A partir desse ponto, os níveis técnicos passam a ser decisivos. A principal resistência imediata se estabelece em US$82 mil, antiga zona de suporte que agora atua como barreira para qualquer tentativa de recuperação. Superado esse nível, a faixa entre US$ 85 mil e US$87 mil surge como resistência secundária, onde a oferta tende a se intensificar.
Do lado do suporte, a região entre US$71,6 mil e US$74 mil representa o limite crítico para a manutenção da estrutura de alta no gráfico semanal. Oscilações dentro dessa faixa ainda são compatíveis com um cenário de consolidação, mas fechamentos semanais abaixo desses níveis aumentariam significativamente o risco de uma correção mais profunda.
Um cenário mais construtivo só volta ao radar com fechamentos semanais acima de US$ 85 mil. Apenas nesse contexto os alvos entre US$97,5 mil e US$102 mil voltam a se tornar factíveis, sinalizando retomada de força e maior alinhamento entre mercado à vista e derivativos.

O indicador de Gamma para provedores de liquidez aponta que o Bitcoin atravessa um período de volatilidade exacerbada. Nesse regime, os market makers tendem a atuar de forma pró-cíclica, sendo forçados a comprar quando os preços sobem e vender quando o mercado cai, o que amplifica os movimentos e aumenta a intensidade das oscilações no curto prazo.

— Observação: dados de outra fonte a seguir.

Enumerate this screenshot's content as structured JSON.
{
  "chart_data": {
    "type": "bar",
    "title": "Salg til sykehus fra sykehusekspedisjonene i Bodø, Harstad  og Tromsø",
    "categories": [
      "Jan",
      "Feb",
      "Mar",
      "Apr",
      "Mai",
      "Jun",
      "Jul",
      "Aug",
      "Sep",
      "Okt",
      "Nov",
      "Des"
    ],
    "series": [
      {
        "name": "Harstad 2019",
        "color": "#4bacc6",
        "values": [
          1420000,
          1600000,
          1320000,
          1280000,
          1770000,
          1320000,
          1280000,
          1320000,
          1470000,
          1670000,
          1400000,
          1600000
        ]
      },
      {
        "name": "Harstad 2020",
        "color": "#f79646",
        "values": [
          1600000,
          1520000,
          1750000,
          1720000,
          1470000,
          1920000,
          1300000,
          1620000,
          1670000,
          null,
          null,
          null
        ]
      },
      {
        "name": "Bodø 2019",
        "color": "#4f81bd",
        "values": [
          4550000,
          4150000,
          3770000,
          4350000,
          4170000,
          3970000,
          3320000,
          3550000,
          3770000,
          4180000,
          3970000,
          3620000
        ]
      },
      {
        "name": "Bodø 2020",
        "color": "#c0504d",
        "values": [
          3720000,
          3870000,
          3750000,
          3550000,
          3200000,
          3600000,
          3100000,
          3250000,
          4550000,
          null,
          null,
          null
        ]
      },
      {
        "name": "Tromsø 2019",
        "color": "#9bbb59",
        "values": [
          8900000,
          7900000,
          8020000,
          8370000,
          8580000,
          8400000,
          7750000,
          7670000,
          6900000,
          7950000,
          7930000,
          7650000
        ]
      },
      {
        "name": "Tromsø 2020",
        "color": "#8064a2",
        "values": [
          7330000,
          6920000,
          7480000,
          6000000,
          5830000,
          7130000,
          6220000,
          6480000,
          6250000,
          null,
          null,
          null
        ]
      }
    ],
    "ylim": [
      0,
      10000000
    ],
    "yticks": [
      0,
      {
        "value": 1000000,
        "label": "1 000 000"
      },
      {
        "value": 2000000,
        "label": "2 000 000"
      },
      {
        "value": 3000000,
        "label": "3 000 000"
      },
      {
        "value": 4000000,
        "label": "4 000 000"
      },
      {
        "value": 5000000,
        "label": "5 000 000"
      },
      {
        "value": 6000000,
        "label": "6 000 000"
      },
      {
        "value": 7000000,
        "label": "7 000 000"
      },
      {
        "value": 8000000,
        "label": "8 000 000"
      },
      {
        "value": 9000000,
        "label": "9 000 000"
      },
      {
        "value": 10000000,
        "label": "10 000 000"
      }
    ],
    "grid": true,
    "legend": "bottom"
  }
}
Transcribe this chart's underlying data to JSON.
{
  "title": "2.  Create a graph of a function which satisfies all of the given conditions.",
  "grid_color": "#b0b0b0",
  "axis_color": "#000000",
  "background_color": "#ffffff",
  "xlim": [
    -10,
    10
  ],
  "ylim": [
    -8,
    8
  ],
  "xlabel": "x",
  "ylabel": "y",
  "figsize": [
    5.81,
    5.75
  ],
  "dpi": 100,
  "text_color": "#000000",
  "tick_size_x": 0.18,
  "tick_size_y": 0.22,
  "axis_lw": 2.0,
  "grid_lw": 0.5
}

A dominância do Bitcoin recuou ao longo da semana, levantando a dúvida se o movimento reflete uma fragilidade relativa do BTC durante a correção ou se indica que as altcoins já passaram por um processo mais profundo de exaustão vendedora.
A confirmação desse cenário deve vir em um eventual repique do Bitcoin em direção à região dos US$ 82 mil. O comportamento da dominância nesse nível será decisivo para indicar os próximos movimentos do mercado, especialmente para avaliar se haverá rotação de fluxo para altcoins ou uma retomada da liderança do BTC.

O indicador de desempenho das Top 50 altcoins frente ao Bitcoin nos últimos 90 dias reforça a leitura de fraqueza relativa no curto prazo.

Surge, então, a questão: haverá espaço para um novo movimento favorável às altcoins em fevereiro? Essa possibilidade depende diretamente do comportamento do Bitcoin. A abertura de uma janela mais construtiva para as alts exige que o BTC retome momentum, com um rompimento consistente da faixa entre US$ 82 mil e US$ 85 mil, condição necessária para destravar rotação de capital e ampliar o apetite por risco no mercado.
Após a perda do suporte local em US$2,7 mil, o Ethereum passou a buscar seu principal nível de referência no horizonte de longo prazo, a tendência anual, atualmente situada em torno de US$2,2 mil. Esse patamar se consolida como a área mais relevante para a preservação da estrutura de alta no ciclo atual.
Diante desse cenário, a expectativa é de que o Ether oscile na região de US$2,4 mil ao longo de fevereiro, em um movimento de consolidação, enquanto o Bitcoin permanecer contido na faixa entre US$74 mil e US$85 mil. A ausência de definição no BTC tende a limitar avanços mais consistentes no ETH no curto prazo.
A retomada plena da força do Ethereum deve ocorrer como reflexo direto de uma recuperação mais ampla do Bitcoin. Um rompimento sustentado do BTC acima dos US$85 mil ao longo do mês seria o gatilho necessário para recolocar no radar a região de US$2,8 mil para o Ether.